When it comes to creating a healthcare system that functions fairly for everyone and that encourages smart consumer behavior, simply knowing our out-of-pocket costs actually accomplishes nothing. In fact, it plays right into the hands of the deceptive games played by drug companies, hospitals and insurance carriers. That’s why we call “Out-of-Pocket Costs” a “Weapon of Mass Corruption.”
Take the process of buying prescription medications at your local pharmacy. When it comes to drugs, if all we know is our out-of-pocket cost and not what our insurance carrier is paying the pharmacy, then we’re kept in the dark and are doing nothing to drive costs down by making better decisions.
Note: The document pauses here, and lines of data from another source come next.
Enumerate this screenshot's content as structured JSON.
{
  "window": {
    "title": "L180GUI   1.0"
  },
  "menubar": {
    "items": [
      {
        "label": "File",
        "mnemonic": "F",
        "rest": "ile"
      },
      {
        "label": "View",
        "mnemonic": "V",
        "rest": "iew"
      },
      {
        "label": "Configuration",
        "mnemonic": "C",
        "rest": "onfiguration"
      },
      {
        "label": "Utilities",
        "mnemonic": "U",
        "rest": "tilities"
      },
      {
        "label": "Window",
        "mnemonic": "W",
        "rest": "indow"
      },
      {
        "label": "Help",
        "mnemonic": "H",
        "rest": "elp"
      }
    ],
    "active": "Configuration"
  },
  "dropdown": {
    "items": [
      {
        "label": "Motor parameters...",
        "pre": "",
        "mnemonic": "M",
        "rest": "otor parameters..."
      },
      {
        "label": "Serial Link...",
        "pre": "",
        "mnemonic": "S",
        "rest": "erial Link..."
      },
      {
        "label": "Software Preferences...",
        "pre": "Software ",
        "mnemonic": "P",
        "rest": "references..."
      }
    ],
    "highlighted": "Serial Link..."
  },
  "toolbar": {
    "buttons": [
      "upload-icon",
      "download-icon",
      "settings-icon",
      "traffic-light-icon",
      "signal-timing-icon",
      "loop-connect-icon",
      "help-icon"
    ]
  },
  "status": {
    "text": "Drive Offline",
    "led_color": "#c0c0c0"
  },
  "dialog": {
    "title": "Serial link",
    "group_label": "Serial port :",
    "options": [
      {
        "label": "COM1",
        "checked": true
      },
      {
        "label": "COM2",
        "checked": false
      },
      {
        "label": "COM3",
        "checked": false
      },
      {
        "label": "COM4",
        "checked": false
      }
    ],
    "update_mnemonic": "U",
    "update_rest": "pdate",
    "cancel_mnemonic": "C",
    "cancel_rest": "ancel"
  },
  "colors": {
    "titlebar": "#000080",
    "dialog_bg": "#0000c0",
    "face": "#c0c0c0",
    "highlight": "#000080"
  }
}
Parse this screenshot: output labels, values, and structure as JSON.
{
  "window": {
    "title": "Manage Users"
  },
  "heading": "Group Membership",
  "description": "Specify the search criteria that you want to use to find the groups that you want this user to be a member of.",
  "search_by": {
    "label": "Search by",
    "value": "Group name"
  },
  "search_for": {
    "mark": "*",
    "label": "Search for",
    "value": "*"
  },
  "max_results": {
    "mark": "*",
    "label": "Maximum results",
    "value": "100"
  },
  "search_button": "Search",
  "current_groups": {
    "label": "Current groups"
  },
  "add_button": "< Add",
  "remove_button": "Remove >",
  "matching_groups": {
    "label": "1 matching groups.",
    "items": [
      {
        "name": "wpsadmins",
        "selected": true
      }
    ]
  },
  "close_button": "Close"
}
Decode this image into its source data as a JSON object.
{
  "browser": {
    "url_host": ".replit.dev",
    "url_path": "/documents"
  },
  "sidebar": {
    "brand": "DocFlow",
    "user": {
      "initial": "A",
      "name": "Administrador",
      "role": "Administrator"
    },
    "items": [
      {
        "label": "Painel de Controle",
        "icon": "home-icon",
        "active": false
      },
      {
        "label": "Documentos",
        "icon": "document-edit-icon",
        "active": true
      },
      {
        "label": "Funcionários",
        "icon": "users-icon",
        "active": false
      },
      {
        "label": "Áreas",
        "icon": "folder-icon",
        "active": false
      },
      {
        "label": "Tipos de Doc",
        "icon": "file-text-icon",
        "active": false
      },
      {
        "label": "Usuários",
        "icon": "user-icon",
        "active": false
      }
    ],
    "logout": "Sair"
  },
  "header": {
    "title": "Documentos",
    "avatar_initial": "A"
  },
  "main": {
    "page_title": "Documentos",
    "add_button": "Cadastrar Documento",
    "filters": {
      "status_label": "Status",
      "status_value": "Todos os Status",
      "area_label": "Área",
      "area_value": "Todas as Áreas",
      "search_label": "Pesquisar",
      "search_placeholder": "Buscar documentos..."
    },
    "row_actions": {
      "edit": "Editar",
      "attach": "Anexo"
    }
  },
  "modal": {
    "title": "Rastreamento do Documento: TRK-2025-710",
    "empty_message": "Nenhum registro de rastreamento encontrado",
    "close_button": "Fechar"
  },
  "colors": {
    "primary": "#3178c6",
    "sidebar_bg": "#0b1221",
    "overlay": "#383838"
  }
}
And when our employer is paying the bill, we’re not making good decisions for the company.
If, in one place a drug costs $100, and in another it costs $50, but we only know that we have a $10 co-pay (i.e., an “out-of-pocket” expense) then who is pushing for the $50 price? The simple answer: No one.
Sure, people might say that patients don’t care, but at Amaze, we don’t buy it. We think that when people know it’s really their employer paying the bill and not an insurance company, they’ll be inclined to choose the lower cost to save their company money.
The healthcare industry’s efforts to push the ‘out-of-pocket’ conversation is smoke and mirrors meant to distract us from their games.
This game of charades leads to higher prices for us and our employers. Partial transparency equals no transparency. That’s why “out-of-pocket costs” is a Weapon of Mass Corruption.
Don’t fall for it. Demand to know the full price being paid for any drug, medical device, or medical service. To believe that all we care about is our out-of-pocket costs is insulting to us individually, as patients, and it denies patients–aka employees–the ability to save their employers money.
When it comes to employer sponsored health insurance, it’s time to start thinking about “we,” not just “me.”